Wednesday, December 08, 2010

The irony of the NUS protests

Today the National Union of Students and other organisations will take to the streets of London to demonstrate against the Government's proposed university funding scheme. There will be Liberal Democrats amongst them and I understand why they are there. Their position is straightforward - our party policy is in favour of phasing out tuition fees and they want to see us in Government do more to bring that about. I'm not sure how realistic that is, but there is a logic there and one I sympathise with.

The position of the NUS is more complex. There is a certain irony that they are turning their fire on 57 Liberal Democrat MPs who were daft enough to sign their pledge.
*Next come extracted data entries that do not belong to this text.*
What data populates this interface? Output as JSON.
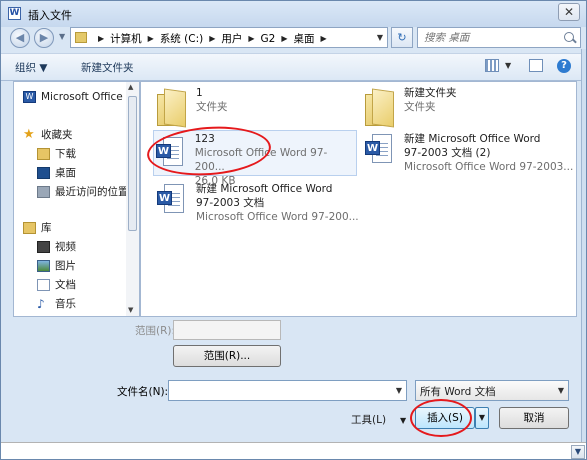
{
  "window": {
    "title": "插入文件",
    "title_icon": "W",
    "close_label": "✕"
  },
  "address": {
    "crumbs": [
      "计算机",
      "系统 (C:)",
      "用户",
      "G2",
      "桌面"
    ]
  },
  "search": {
    "placeholder": "搜索 桌面"
  },
  "toolbar": {
    "organize": "组织 ▼",
    "new_folder": "新建文件夹"
  },
  "nav": {
    "items": [
      {
        "label": "Microsoft Office W",
        "icon": "word-icon"
      },
      {
        "label": "收藏夹",
        "icon": "star-icon"
      },
      {
        "label": "下载",
        "icon": "download-folder-icon"
      },
      {
        "label": "桌面",
        "icon": "desktop-icon"
      },
      {
        "label": "最近访问的位置",
        "icon": "recent-places-icon"
      },
      {
        "label": "库",
        "icon": "library-icon"
      },
      {
        "label": "视频",
        "icon": "video-icon"
      },
      {
        "label": "图片",
        "icon": "picture-icon"
      },
      {
        "label": "文档",
        "icon": "document-icon"
      },
      {
        "label": "音乐",
        "icon": "music-icon"
      }
    ]
  },
  "files": [
    {
      "name": "1",
      "type": "文件夹",
      "size": "",
      "kind": "folder"
    },
    {
      "name": "新建文件夹",
      "type": "文件夹",
      "size": "",
      "kind": "folder"
    },
    {
      "name": "123",
      "type": "Microsoft Office Word 97-200...",
      "size": "26.0 KB",
      "kind": "doc"
    },
    {
      "name": "新建 Microsoft Office Word 97-2003 文档 (2)",
      "name_line1": "新建 Microsoft Office Word",
      "name_line2": "97-2003 文档 (2)",
      "type": "Microsoft Office Word 97-2003...",
      "kind": "doc"
    },
    {
      "name_line1": "新建 Microsoft Office Word",
      "name_line2": "97-2003 文档",
      "type": "Microsoft Office Word 97-200...",
      "kind": "doc"
    }
  ],
  "range": {
    "label": "范围(R):",
    "button": "范围(R)..."
  },
  "filename": {
    "label": "文件名(N):",
    "value": ""
  },
  "filetype": {
    "selected": "所有 Word 文档"
  },
  "actions": {
    "tools": "工具(L)",
    "insert": "插入(S)",
    "cancel": "取消"
  },
  "colors": {
    "annotation": "#e5191c",
    "accent": "#2a5aa6"
  }
}
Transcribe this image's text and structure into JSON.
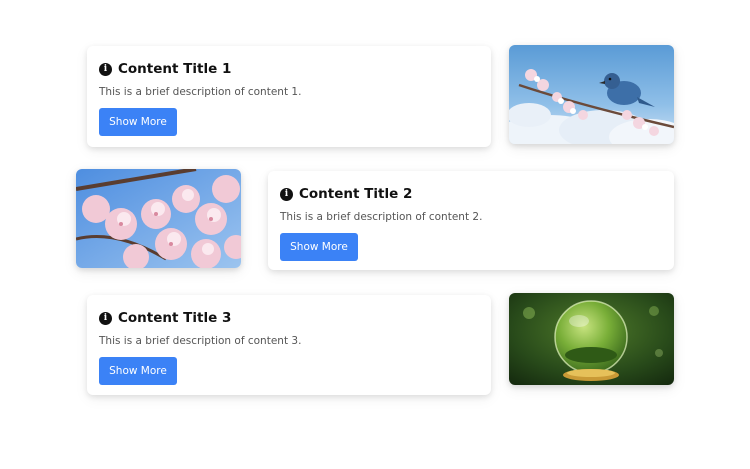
{
  "cards": [
    {
      "icon": "info-circle-icon",
      "title": "Content Title 1",
      "description": "This is a brief description of content 1.",
      "button_label": "Show More",
      "image": "bird-cherry-blossom-image"
    },
    {
      "icon": "info-circle-icon",
      "title": "Content Title 2",
      "description": "This is a brief description of content 2.",
      "button_label": "Show More",
      "image": "cherry-blossom-image"
    },
    {
      "icon": "info-circle-icon",
      "title": "Content Title 3",
      "description": "This is a brief description of content 3.",
      "button_label": "Show More",
      "image": "terrarium-globe-image"
    }
  ],
  "colors": {
    "button": "#3b82f6",
    "title": "#111111",
    "description": "#555555"
  }
}
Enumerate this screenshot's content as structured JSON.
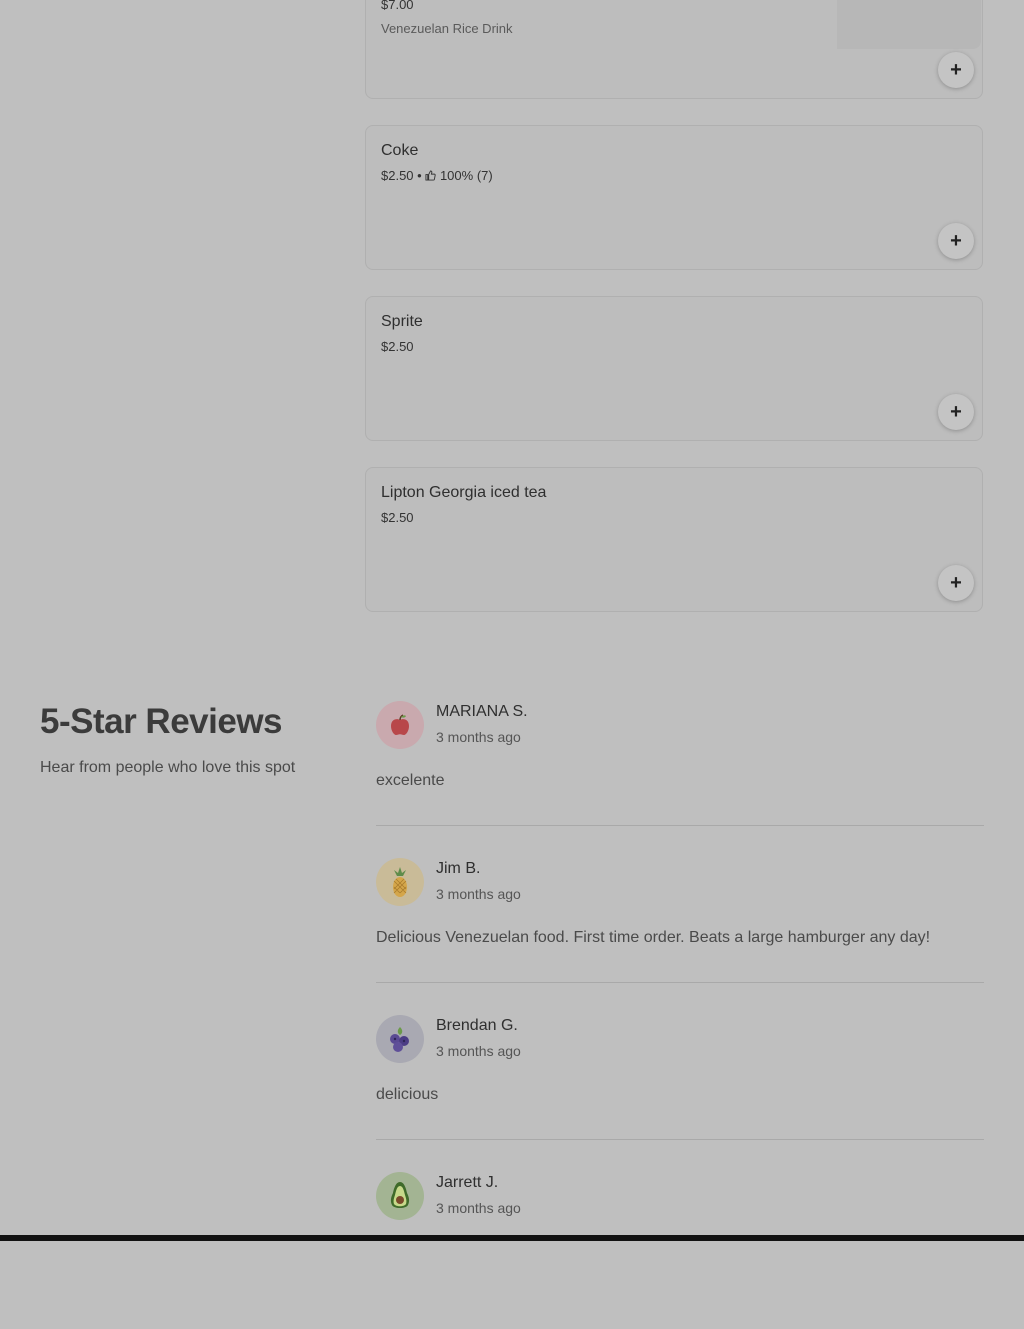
{
  "menu": {
    "partial_item": {
      "price": "$7.00",
      "description": "Venezuelan Rice Drink",
      "add_icon": "plus-icon"
    },
    "items": [
      {
        "name": "Coke",
        "price": "$2.50",
        "separator": " • ",
        "rating_icon": "thumbs-up-icon",
        "rating": "100% (7)"
      },
      {
        "name": "Sprite",
        "price": "$2.50"
      },
      {
        "name": "Lipton Georgia iced tea",
        "price": "$2.50"
      }
    ],
    "add_label": "+"
  },
  "reviews": {
    "title": "5-Star Reviews",
    "subtitle": "Hear from people who love this spot",
    "list": [
      {
        "name": "MARIANA S.",
        "time": "3 months ago",
        "text": "excelente",
        "avatar_icon": "apple-icon",
        "avatar_bg": "#c9a9ae"
      },
      {
        "name": "Jim B.",
        "time": "3 months ago",
        "text": "Delicious Venezuelan food. First time order. Beats a large hamburger any day!",
        "avatar_icon": "pineapple-icon",
        "avatar_bg": "#c9bb98"
      },
      {
        "name": "Brendan G.",
        "time": "3 months ago",
        "text": "delicious",
        "avatar_icon": "blueberries-icon",
        "avatar_bg": "#a9a9b2"
      },
      {
        "name": "Jarrett J.",
        "time": "3 months ago",
        "text": "",
        "avatar_icon": "avocado-icon",
        "avatar_bg": "#a3b493"
      }
    ]
  }
}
I know that Liberal Democrat candidates did that with the blessing of Campaigns Department, but I don't believe it was ever anything other than a cynical elephant trap.
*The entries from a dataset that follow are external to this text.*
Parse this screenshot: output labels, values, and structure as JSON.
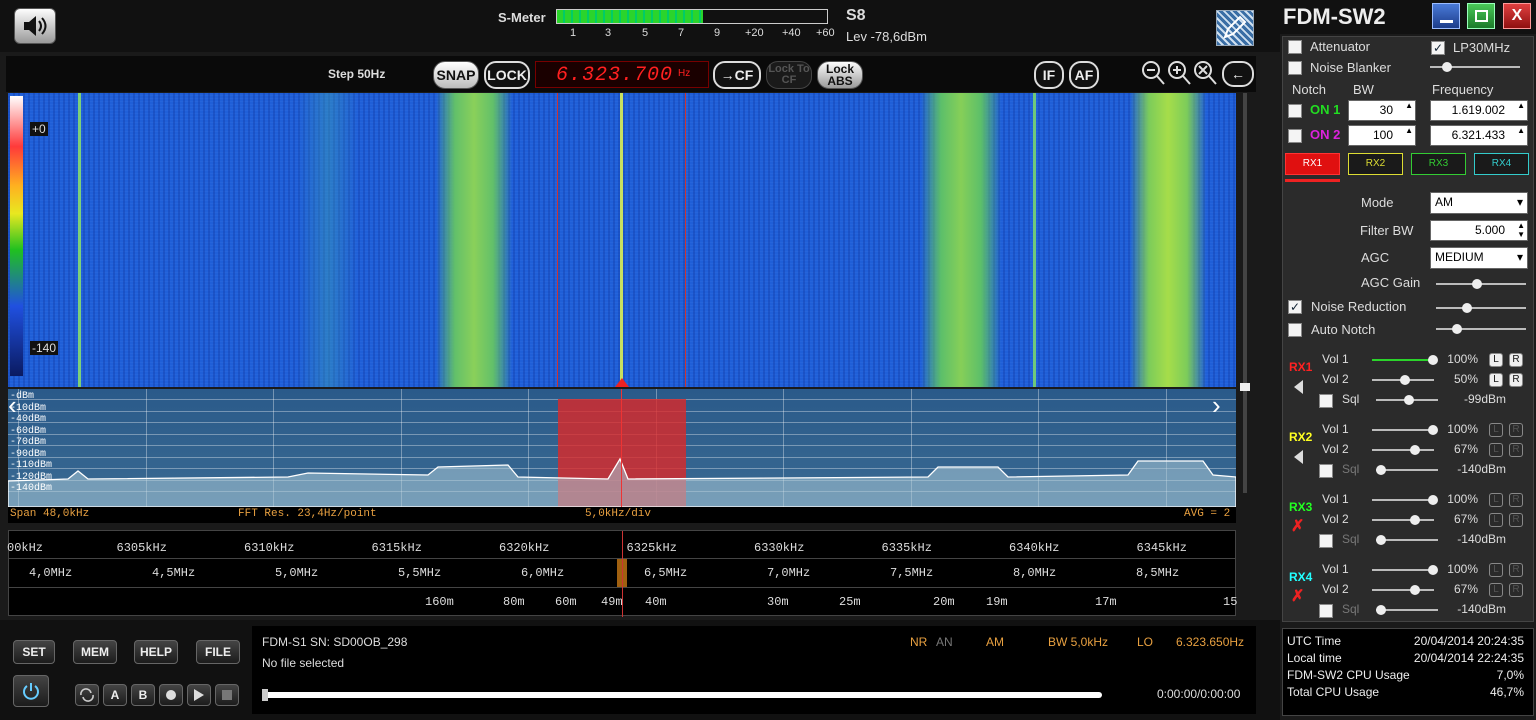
{
  "app": {
    "title": "FDM-SW2",
    "minimize_icon": "minimize-icon",
    "maximize_icon": "maximize-icon",
    "close_label": "X"
  },
  "top": {
    "smeter_label": "S-Meter",
    "smeter_scale": [
      "1",
      "3",
      "5",
      "7",
      "9",
      "+20",
      "+40",
      "+60"
    ],
    "smeter_reading": "S8",
    "level": "Lev -78,6dBm",
    "smeter_fill": 0.54
  },
  "toolbar": {
    "step": "Step 50Hz",
    "snap": "SNAP",
    "lock": "LOCK",
    "frequency": "6.323.700",
    "freq_unit": "Hz",
    "to_cf": "→CF",
    "lock_to_cf": "Lock To CF",
    "lock_abs": "Lock ABS",
    "if": "IF",
    "af": "AF",
    "back": "←"
  },
  "waterfall": {
    "scale_top": "+0",
    "scale_bottom": "-140"
  },
  "spectrum": {
    "db_labels": [
      "-dBm",
      "-10dBm",
      "-40dBm",
      "-60dBm",
      "-70dBm",
      "-90dBm",
      "-110dBm",
      "-120dBm",
      "-140dBm"
    ],
    "span": "Span 48,0kHz",
    "fft": "FFT Res. 23,4Hz/point",
    "div": "5,0kHz/div",
    "avg": "AVG = 2"
  },
  "scale": {
    "khz": [
      "00kHz",
      "6305kHz",
      "6310kHz",
      "6315kHz",
      "6320kHz",
      "6325kHz",
      "6330kHz",
      "6335kHz",
      "6340kHz",
      "6345kHz"
    ],
    "mhz": [
      "4,0MHz",
      "4,5MHz",
      "5,0MHz",
      "5,5MHz",
      "6,0MHz",
      "6,5MHz",
      "7,0MHz",
      "7,5MHz",
      "8,0MHz",
      "8,5MHz"
    ],
    "bands": [
      "160m",
      "80m",
      "60m",
      "49m",
      "40m",
      "30m",
      "25m",
      "20m",
      "19m",
      "17m",
      "15"
    ]
  },
  "bottom": {
    "set": "SET",
    "mem": "MEM",
    "help": "HELP",
    "file": "FILE",
    "device": "FDM-S1 SN: SD00OB_298",
    "file_status": "No file selected",
    "nr": "NR",
    "an": "AN",
    "mode": "AM",
    "bw": "BW 5,0kHz",
    "lo": "LO",
    "lo_freq": "6.323.650Hz",
    "time": "0:00:00/0:00:00",
    "transport": {
      "a": "A",
      "b": "B"
    }
  },
  "panel": {
    "attenuator": "Attenuator",
    "lp30": "LP30MHz",
    "noise_blanker": "Noise Blanker",
    "notch_header": "Notch",
    "bw_header": "BW",
    "freq_header": "Frequency",
    "notches": [
      {
        "label": "ON 1",
        "color": "#22dd22",
        "bw": "30",
        "freq": "1.619.002"
      },
      {
        "label": "ON 2",
        "color": "#dd22dd",
        "bw": "100",
        "freq": "6.321.433"
      }
    ],
    "rx_tabs": [
      {
        "label": "RX1",
        "color": "#ff3333"
      },
      {
        "label": "RX2",
        "color": "#dddd33"
      },
      {
        "label": "RX3",
        "color": "#33cc33"
      },
      {
        "label": "RX4",
        "color": "#33cccc"
      }
    ],
    "mode_label": "Mode",
    "mode_value": "AM",
    "filter_label": "Filter BW",
    "filter_value": "5.000",
    "agc_label": "AGC",
    "agc_value": "MEDIUM",
    "agc_gain": "AGC Gain",
    "noise_reduction": "Noise Reduction",
    "auto_notch": "Auto Notch",
    "receivers": [
      {
        "name": "RX1",
        "color": "#ff2222",
        "vol1": "Vol 1",
        "vol1_val": "100%",
        "vol1_level": 1.0,
        "vol2": "Vol 2",
        "vol2_val": "50%",
        "vol2_level": 0.5,
        "sql": "Sql",
        "sql_val": "-99dBm",
        "sql_level": 0.5,
        "active": true
      },
      {
        "name": "RX2",
        "color": "#ffff22",
        "vol1": "Vol 1",
        "vol1_val": "100%",
        "vol1_level": 1.0,
        "vol2": "Vol 2",
        "vol2_val": "67%",
        "vol2_level": 0.67,
        "sql": "Sql",
        "sql_val": "-140dBm",
        "sql_level": 0.0,
        "active": false
      },
      {
        "name": "RX3",
        "color": "#22ff22",
        "vol1": "Vol 1",
        "vol1_val": "100%",
        "vol1_level": 1.0,
        "vol2": "Vol 2",
        "vol2_val": "67%",
        "vol2_level": 0.67,
        "sql": "Sql",
        "sql_val": "-140dBm",
        "sql_level": 0.0,
        "active": false
      },
      {
        "name": "RX4",
        "color": "#22ffff",
        "vol1": "Vol 1",
        "vol1_val": "100%",
        "vol1_level": 1.0,
        "vol2": "Vol 2",
        "vol2_val": "67%",
        "vol2_level": 0.67,
        "sql": "Sql",
        "sql_val": "-140dBm",
        "sql_level": 0.0,
        "active": false
      }
    ],
    "status": [
      {
        "k": "UTC Time",
        "v": "20/04/2014 20:24:35"
      },
      {
        "k": "Local time",
        "v": "20/04/2014 22:24:35"
      },
      {
        "k": "FDM-SW2 CPU Usage",
        "v": "7,0%"
      },
      {
        "k": "Total CPU Usage",
        "v": "46,7%"
      }
    ]
  }
}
Look at it this way. We're being held to account for an NUS pledge which the NUS themselves no longer support. Their scheme, not a million miles from that proposed by the Coalition, was, I'm sure, not drawn up of the back of an envelope overnight. You can tell the close relationship between Labour and the NUS by the sheer number of key NUS figures who've made it into Government - like Phil Woolas and Jack Straw. This pledge was never meant to deliver the abolition of fees, it was meant to trap the Liberal Democrats. You can bet your life that if we'd ended up in coalition with Labour, we'd be voting on the NUS scheme tomorrow night. We should never have signed it.

In other news, the Goverment has made some changes to the scheme this morning  - taking in more part time students under the scheme and ensuring that the £21000 starting rate will rise every year with earnings. These can't be described as anything other than helpful.
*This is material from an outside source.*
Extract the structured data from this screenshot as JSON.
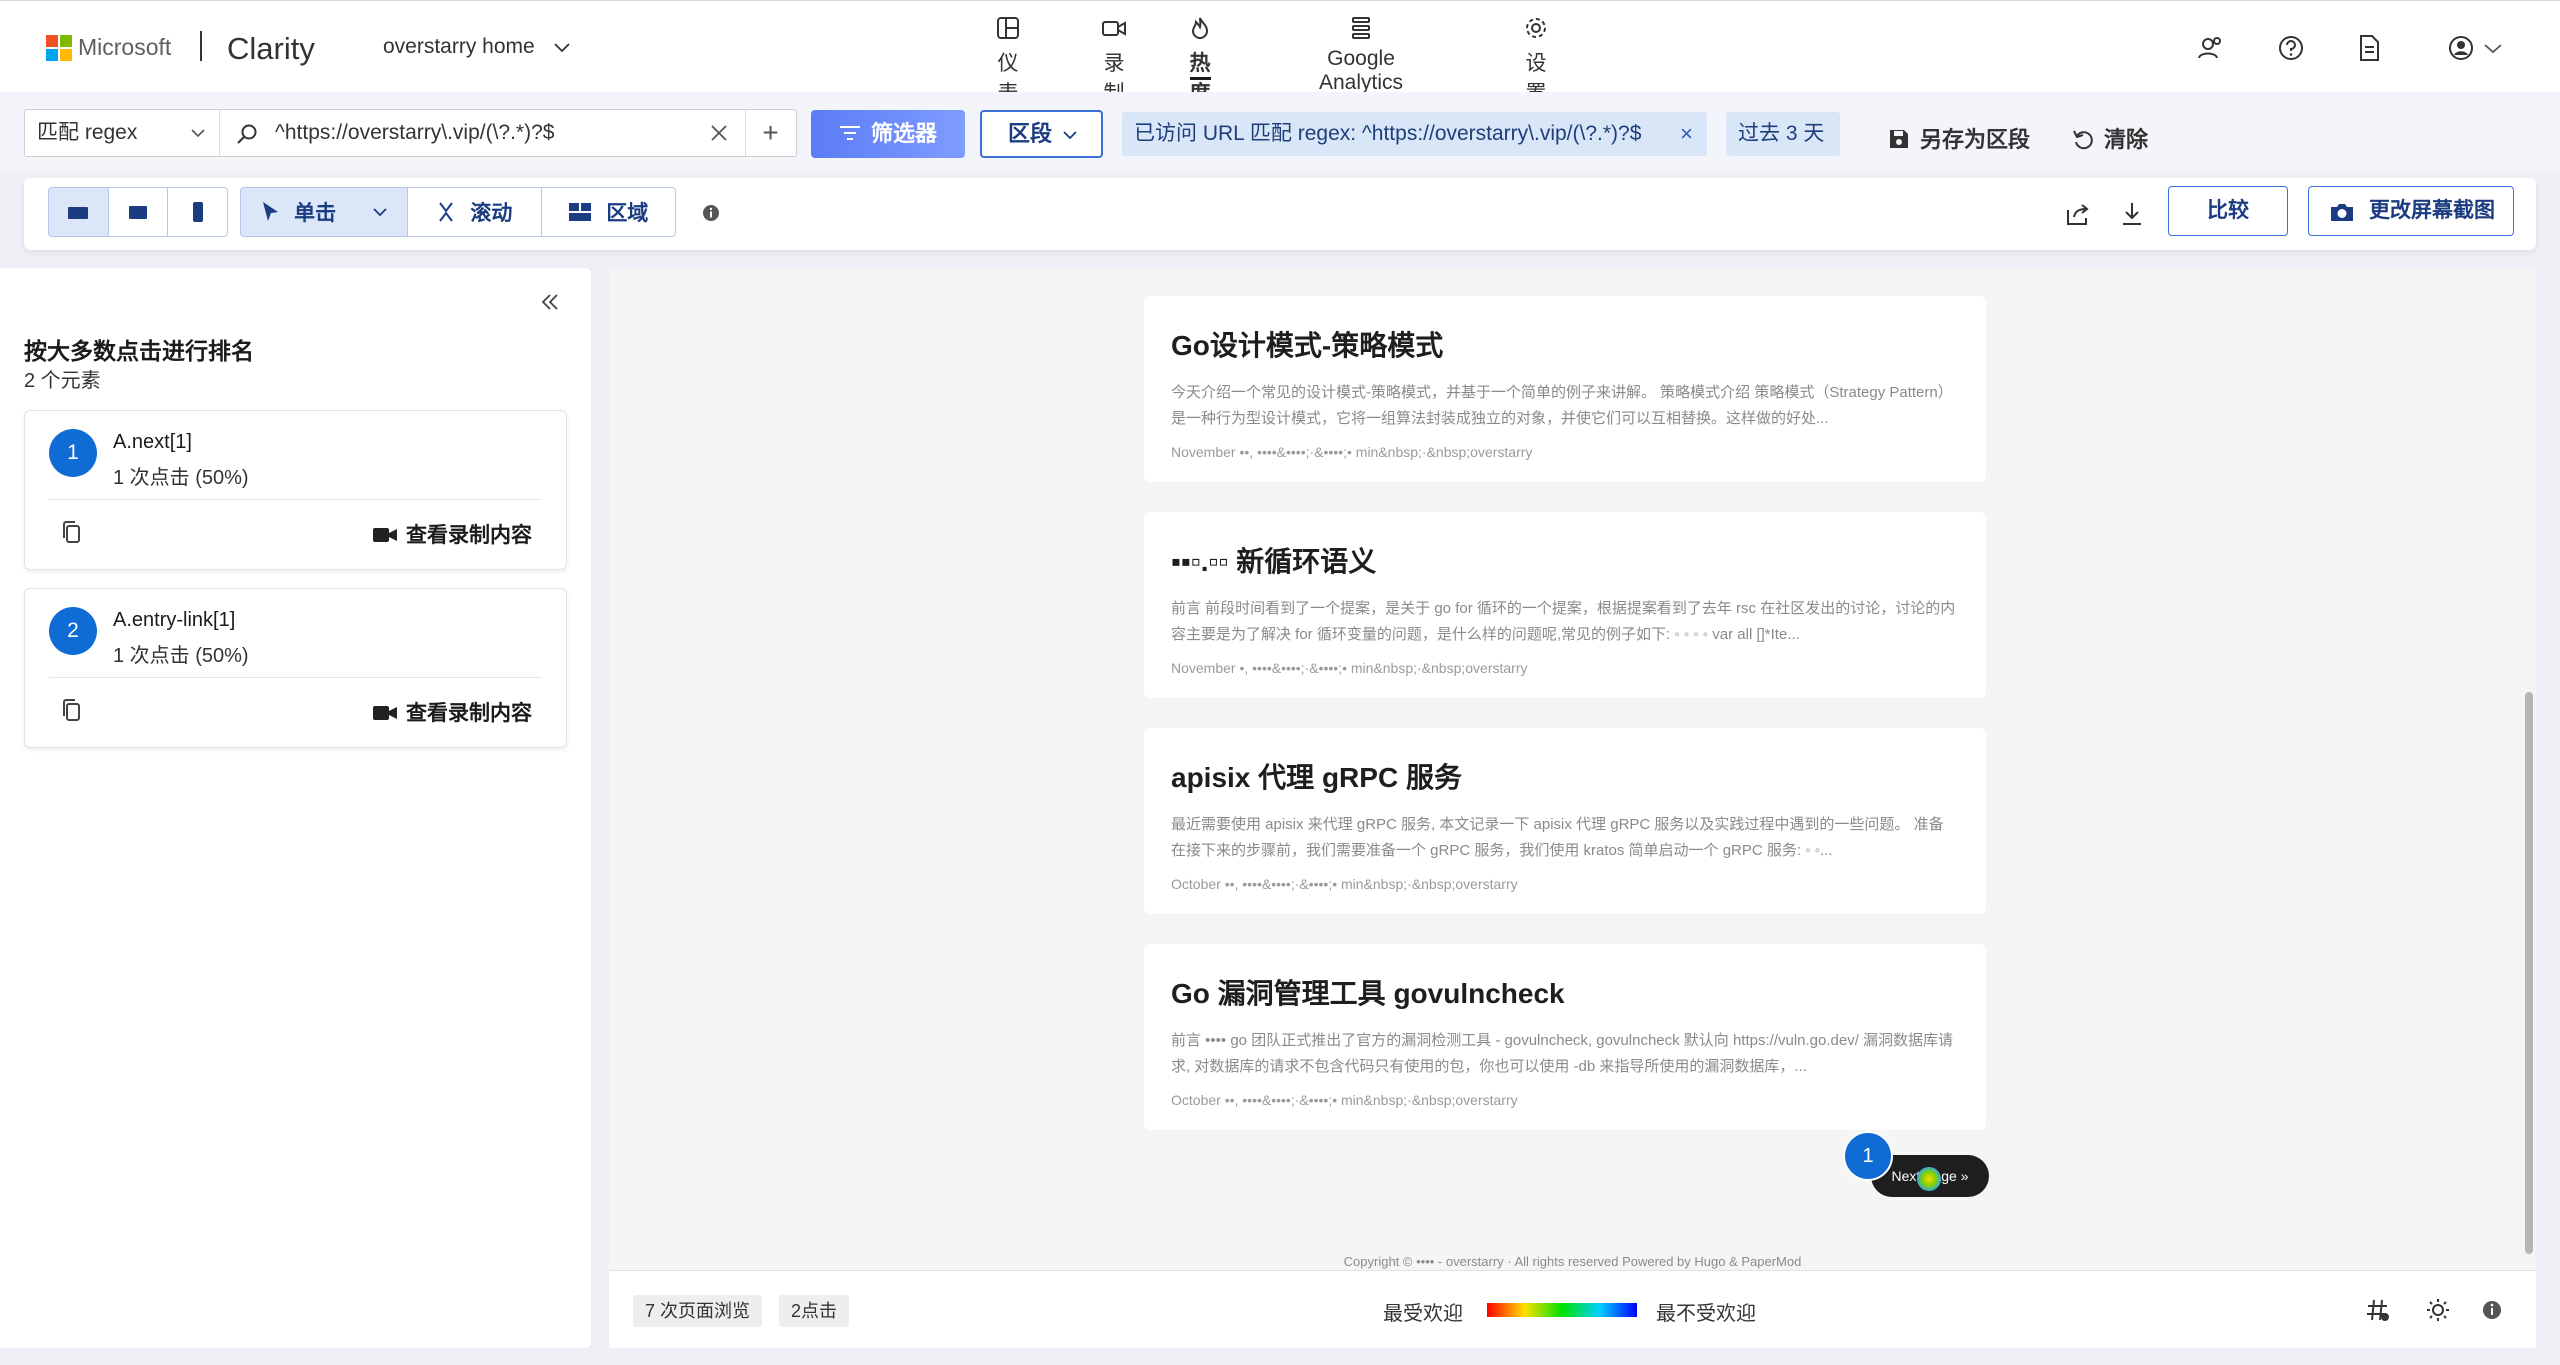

I am very surprised that all the Liberal Democrat ministers are going to vote for the proposals. I didn't think they'd be able to achieve that level of consensus.  There will still be a significant number of MPs voting against.

Let's just hope that a few Trots don't shift the focus of today's demonstration from the issues under discussion. Most people who go on these things do so to protest peacefully, but there's always a few febrile types who have to spoil things.

1 comment:

Anonymous said...

"I know that Liberal Democrat candidates did that with the blessing of Campaigns Department..."

Those in government embarrassed at having signed the pledge appear to be briefing that the Campaigns Department made them but I've seen no evidence of that. Info on what candidates should and shouldn't sign came from the policy people, almost certainly signed off by the man who's now the DPM's top spin doctor.